The project started with a vision forged by Perret himself, who had placed a tower on the current location of the Tour Alta. The idea was to bring the city’s architectural identity into the present day. It is precisely this ambition that our project has met.
Overlooking the Bassin du Roy and the Bassin du Commerce, at the heart of Auguste Perret's UNESCO World Heritage rebuilt center, near Niemeyer's Volcano and in dialogue with the city's landmarks such as the City Hall and Saint-Joseph Church, the 55-meter Alta Tower is part of a narrative where architectural adventure has shaped and identified Le Havre as a distinctive city. Revealing the specificities of this context, it serves as a link between two territories reaching out to each other, one with the other: the city and the sea. Its architecturally expressive design establishes it as a new addition to the city-port's skyline.
The plot is located at a nodal point in the history of Le Havre's reconstruction and its built forms. This strategic position, at the intersection of the two urban grids proposed by Perret's general plan, gives the building a unique character and geometry. With great visibility and exceptional views of the docks, it provides a variety of perspectives for nearby residents and diverse spaces for occupants. Playing with the idea of movement, background, and multiplicity, its volumetry accompanies different scales in a game of expansion. The concrete mesh embraces the building's structure, accentuating the twist and torsion that accompany its upward transformation.
Living here means understanding and learning about the surrounding city. It means appreciating the magnitude and richness of the urban fabric that constitutes this exceptional site. Residents are aware not only of the city's unfolding heritage before their eyes but also of the extraordinary potential of this expanded territory.
Both an emergence and a landmark, the Alta Tower also embodies an ambition for the singularity of each residence. The open plan of the floors allowed for "customized" typologies to be configured. Personalizing one's future home was possible from the design stage. The housing question here carries values, uses, typological diversity, dynamism, and optimism. Embracing the future with ambition, the building is a demonstration of vertical living in an urban setting.

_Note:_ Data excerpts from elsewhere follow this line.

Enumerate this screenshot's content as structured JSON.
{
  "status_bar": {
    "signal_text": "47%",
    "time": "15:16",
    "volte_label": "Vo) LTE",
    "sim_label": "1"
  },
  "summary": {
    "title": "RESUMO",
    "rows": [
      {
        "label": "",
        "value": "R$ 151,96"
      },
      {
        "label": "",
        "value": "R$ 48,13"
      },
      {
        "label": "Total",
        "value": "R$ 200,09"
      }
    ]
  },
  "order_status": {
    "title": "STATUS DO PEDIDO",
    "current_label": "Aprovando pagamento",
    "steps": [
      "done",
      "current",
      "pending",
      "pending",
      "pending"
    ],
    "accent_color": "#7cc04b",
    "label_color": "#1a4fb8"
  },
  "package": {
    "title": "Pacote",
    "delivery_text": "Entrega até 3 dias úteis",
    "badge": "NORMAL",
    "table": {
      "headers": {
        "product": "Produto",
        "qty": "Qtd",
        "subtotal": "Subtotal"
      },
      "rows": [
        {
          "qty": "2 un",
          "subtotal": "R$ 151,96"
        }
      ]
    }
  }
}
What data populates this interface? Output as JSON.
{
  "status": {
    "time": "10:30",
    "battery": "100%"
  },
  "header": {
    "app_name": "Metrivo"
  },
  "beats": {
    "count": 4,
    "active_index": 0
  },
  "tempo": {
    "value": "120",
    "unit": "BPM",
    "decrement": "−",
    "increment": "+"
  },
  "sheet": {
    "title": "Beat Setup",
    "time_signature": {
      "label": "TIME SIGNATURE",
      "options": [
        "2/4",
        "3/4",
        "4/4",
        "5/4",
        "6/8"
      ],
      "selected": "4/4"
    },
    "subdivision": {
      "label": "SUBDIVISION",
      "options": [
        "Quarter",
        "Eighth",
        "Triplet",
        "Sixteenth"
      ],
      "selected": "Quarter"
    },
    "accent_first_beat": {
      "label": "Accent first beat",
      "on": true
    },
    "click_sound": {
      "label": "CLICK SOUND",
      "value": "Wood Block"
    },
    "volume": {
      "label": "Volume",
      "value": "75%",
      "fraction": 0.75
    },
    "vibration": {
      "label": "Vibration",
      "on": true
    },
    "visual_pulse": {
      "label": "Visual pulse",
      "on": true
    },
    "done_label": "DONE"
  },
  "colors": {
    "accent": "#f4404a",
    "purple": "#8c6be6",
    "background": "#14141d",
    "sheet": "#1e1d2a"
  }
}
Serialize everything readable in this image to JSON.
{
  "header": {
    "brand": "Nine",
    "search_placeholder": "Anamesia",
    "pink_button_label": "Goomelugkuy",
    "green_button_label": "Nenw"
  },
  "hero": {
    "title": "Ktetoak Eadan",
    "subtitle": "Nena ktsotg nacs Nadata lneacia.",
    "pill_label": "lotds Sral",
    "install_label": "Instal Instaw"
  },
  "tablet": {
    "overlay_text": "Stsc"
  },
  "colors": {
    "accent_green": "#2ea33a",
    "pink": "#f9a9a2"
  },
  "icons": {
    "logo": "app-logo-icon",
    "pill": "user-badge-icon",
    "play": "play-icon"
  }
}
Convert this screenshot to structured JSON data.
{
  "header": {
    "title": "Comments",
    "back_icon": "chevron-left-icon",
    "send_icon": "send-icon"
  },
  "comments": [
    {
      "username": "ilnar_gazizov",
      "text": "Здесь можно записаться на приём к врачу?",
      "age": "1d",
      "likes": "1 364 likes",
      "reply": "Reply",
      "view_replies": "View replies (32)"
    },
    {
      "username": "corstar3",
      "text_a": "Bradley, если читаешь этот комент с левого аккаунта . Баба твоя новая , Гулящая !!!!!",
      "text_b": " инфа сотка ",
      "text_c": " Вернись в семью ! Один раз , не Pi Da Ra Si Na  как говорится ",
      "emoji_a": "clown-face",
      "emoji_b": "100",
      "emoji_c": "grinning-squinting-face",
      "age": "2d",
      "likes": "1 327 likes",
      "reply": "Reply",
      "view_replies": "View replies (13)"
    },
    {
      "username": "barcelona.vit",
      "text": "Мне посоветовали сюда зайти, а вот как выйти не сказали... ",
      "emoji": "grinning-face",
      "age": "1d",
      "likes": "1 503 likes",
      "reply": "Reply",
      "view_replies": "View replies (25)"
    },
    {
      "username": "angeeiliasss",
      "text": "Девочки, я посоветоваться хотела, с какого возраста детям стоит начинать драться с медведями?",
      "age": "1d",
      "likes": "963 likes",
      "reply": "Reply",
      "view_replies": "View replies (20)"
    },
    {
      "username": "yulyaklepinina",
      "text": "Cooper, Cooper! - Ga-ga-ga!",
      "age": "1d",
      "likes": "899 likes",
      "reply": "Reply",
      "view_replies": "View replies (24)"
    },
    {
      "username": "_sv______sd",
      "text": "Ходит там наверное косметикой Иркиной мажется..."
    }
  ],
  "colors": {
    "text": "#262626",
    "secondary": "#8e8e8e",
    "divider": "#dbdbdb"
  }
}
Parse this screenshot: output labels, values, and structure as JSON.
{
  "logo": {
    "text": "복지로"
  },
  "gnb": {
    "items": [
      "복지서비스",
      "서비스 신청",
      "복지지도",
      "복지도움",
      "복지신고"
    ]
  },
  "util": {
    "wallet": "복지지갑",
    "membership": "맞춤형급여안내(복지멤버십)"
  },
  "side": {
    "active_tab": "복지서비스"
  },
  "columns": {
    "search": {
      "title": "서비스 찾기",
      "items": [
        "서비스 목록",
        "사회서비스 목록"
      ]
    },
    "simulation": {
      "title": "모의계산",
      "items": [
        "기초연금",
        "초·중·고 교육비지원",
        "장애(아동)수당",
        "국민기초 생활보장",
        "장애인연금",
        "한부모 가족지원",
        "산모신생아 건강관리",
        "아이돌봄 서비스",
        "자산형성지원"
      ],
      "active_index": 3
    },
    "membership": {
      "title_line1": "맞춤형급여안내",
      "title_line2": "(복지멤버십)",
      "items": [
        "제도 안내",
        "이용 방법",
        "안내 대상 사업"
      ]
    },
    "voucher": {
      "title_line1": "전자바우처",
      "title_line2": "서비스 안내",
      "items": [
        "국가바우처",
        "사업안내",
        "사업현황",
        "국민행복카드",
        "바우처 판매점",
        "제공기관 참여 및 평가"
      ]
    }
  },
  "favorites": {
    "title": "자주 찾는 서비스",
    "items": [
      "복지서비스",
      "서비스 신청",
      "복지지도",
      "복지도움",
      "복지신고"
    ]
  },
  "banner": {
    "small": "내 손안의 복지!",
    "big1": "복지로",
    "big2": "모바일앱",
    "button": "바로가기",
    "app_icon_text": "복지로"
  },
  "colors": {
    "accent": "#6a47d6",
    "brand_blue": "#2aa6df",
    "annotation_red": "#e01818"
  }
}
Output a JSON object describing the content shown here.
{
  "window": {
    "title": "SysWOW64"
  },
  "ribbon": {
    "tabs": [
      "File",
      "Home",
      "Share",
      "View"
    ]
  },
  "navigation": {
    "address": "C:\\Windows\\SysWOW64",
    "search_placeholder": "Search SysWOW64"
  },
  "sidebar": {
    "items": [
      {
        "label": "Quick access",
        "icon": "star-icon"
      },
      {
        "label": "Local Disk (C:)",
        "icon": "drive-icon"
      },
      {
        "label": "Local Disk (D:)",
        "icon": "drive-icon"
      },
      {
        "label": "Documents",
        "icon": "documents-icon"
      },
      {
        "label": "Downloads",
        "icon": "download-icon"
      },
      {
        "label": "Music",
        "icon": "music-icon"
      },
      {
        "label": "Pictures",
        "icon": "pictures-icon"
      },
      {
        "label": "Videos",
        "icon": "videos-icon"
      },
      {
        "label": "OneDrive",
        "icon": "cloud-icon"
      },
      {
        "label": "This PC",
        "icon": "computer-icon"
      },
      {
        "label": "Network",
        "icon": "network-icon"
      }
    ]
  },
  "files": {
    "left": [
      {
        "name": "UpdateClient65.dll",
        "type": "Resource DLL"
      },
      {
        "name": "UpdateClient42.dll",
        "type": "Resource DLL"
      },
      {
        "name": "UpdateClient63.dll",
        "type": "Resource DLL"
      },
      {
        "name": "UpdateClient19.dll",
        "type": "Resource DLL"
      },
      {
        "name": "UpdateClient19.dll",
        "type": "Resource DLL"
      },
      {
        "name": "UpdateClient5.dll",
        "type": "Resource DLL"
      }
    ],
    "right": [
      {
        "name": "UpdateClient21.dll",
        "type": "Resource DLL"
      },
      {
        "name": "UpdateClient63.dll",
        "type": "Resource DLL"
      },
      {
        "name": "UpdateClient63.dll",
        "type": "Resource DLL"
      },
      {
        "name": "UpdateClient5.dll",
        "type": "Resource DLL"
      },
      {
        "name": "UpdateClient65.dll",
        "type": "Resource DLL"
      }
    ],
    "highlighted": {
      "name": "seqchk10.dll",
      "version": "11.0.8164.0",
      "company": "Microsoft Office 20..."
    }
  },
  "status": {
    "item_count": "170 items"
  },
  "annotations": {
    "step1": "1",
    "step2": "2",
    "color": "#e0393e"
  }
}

Rare are the opportunities to confront such a symbolically powerful subject. This project primarily raises the question of our relationship with History, our own history, and heritage. Invention here is part of a historical continuity, not of a style or dogma, but of a mindset. Le Havre is Perret, Niemeyer, but above all, it is the spirit of modernity, of an architectural adventure on the scale of its original history: a city built to embark on the discovery of new territories.
Environmental approach:
RT 2012 -20%
Bioclimatic design: solar masks according to sunshine on the south-east and south-west facades (awnings on the balconies of the upper levels)
Project compliant with the BBIO Conventional Climate Requirement, with a BbioMax value of 76.30
Aeraulic design according to prevailing winds: windproof aspect of the general geometry and solid railings acting as windbreaks (glazing)
Heating via the district heating network connected to heat production from the Résocéane renewable energy network.